Please see also code of conduct, if you are interested in, as a general code of conduct, as a reference.
I will make my best effort to answer your questions via:
- "GitHub Issues" on each team's GitHub repository, or on this class.
- Slack channel
- Office hours
I will review your code and give you a comment as much as possible.
Please feel free to mention @hayatoito at GitHub anytime if your team needs my help. I will get notified if you mention me there.
I will not comment much about your team's approach itself. I will comment mainly about the quality of your code, in terms of readability and efficiency (time and space) in Google Standard.
You can also comment on other team member's code at GitHub. Please get familiar with Git and GitHub, and use them effectively as a collaboration tool.
The following tips might be helpful:
-
Commit often, and push often. Small commits are easy to review, and are unlikely to conflict others' changes.
-
Your code should be consistency well formatted. Please make sure to use appropriate code formatter, if you are not in confident.

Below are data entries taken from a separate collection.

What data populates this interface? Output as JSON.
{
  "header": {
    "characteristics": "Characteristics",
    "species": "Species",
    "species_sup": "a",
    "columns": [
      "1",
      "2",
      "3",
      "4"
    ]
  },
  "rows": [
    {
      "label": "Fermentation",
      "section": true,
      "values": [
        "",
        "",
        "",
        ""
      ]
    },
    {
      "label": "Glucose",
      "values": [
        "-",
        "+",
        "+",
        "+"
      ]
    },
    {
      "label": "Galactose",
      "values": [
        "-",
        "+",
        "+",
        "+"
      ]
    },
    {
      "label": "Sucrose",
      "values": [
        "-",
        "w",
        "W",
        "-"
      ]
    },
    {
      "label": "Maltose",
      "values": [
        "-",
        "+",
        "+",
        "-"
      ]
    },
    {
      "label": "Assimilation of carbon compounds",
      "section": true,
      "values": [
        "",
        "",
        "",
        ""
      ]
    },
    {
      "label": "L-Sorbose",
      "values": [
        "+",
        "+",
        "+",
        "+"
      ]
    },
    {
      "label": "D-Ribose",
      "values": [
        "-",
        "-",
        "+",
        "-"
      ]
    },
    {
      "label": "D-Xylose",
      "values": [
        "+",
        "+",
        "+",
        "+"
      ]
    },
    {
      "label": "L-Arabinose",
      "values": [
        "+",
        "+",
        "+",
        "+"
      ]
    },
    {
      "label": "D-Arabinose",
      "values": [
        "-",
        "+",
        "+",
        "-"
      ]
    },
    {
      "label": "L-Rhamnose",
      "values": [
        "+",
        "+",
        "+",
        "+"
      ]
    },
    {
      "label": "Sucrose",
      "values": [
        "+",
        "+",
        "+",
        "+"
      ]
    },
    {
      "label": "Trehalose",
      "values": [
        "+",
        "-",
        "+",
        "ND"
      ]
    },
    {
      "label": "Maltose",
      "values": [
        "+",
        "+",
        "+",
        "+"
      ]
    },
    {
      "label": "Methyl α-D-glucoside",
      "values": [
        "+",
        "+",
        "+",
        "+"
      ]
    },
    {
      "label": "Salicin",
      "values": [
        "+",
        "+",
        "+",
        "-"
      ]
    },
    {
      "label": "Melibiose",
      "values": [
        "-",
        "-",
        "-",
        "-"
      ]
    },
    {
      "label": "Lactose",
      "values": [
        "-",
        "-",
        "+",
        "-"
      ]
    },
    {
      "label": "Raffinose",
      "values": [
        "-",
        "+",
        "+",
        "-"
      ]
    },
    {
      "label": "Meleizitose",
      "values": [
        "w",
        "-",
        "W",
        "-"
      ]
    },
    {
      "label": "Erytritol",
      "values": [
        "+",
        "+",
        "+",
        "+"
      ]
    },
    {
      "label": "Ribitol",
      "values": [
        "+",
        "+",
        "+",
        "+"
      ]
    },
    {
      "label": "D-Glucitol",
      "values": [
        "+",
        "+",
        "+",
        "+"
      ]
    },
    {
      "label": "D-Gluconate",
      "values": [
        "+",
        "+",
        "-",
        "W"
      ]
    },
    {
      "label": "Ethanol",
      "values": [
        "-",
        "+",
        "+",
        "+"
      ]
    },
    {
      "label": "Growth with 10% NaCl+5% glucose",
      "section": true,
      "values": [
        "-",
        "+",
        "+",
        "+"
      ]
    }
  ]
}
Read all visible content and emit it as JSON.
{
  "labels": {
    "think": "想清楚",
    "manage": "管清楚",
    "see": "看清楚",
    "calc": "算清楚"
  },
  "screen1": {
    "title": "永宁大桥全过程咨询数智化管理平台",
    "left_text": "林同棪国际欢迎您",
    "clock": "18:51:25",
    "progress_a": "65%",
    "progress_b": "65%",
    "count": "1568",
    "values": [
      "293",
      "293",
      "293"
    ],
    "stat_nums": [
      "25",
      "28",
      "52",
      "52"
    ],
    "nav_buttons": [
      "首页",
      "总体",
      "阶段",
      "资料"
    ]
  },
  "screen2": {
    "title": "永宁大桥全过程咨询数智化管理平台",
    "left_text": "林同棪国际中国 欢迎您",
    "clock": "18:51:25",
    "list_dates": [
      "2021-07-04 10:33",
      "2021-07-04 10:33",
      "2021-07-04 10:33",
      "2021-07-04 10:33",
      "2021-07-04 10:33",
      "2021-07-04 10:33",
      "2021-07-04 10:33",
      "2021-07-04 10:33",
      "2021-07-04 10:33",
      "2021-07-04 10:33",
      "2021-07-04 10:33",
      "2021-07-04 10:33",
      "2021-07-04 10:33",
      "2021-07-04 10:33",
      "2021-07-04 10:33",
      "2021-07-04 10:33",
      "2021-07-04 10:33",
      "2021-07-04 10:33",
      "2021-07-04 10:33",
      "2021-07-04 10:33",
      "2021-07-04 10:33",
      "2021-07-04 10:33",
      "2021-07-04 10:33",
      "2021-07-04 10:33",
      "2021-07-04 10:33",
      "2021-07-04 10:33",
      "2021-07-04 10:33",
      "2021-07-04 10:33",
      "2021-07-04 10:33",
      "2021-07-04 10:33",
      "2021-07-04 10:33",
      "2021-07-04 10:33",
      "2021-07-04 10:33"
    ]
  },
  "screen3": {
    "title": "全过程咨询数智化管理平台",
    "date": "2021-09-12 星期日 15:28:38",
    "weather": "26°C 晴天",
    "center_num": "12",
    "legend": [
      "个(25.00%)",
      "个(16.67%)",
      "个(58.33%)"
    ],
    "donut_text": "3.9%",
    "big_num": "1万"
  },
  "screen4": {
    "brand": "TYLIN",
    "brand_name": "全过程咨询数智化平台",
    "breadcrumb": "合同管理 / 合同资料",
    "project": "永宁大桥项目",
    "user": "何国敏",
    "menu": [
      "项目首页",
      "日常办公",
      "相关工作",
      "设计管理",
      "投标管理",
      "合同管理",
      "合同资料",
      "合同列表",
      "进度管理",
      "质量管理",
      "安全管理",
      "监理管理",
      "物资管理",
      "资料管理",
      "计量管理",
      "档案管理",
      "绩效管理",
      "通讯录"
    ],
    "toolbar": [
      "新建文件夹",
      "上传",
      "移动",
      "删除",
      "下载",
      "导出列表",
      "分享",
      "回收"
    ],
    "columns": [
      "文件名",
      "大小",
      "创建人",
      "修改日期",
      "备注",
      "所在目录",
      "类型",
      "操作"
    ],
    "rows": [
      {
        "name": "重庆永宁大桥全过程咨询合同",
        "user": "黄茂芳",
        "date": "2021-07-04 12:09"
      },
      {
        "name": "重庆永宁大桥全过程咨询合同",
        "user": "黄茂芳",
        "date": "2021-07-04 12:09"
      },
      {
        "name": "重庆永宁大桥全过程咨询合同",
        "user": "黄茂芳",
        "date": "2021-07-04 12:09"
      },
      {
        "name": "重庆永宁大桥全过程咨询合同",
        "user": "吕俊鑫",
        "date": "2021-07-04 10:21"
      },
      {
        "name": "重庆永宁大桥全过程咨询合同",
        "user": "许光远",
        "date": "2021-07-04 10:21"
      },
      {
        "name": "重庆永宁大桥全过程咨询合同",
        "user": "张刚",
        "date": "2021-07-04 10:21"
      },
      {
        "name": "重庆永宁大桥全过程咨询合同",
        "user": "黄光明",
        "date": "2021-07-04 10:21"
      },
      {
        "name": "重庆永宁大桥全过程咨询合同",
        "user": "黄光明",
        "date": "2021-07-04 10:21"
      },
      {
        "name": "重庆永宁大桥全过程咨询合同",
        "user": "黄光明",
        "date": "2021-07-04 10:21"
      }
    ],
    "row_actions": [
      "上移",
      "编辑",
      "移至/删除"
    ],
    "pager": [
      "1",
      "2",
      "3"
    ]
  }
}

Don't try to format your code by yourself if a tool can do that.
-
I can review your code if your code is written in one of the followings: C++, Rust, Scala, Python 3, Python 2, Java, C, JavaScript, TypeScript, Haskell, OCaml, and Lisp. I can't promise to review your code if the code is written in other programming languages.
This FAQ includes the questions and the answers in the past years, as is. Some Q/A might be obsolete for this year. Please use GitHub Issues for a new question.
-
Q. I found a typo in this document.
-
A. Please feel free to send a pull request, as a practice, or file an issue at GitHub Issues.
-
Q. Do I have to use the same code for every challenges?
-
A. No.
-
Q. Is there any limitation of machine resources I can use? Can I use multiple machines? Can I run my algorithm 24 hours?
-
A. No limitation at all. You can use any machine resources you have.
-
Q. It seems that this document and the scoreboard are publicly viewable. Is this intentional?
-
A. Yes. I am a fan of transparency. If you have any concerns, please let me know that. I’ll honor your preference. Don’t enter any confidential information.
-
Q. Can I look other team's repository?
-
A. Yes. Don't try to hide anything. Eveything should be open. It's fine to exchange ideas between other teams, or borrow their ideas.
This assignment is heavily inspired by Discrete Optimization Course on Coursera.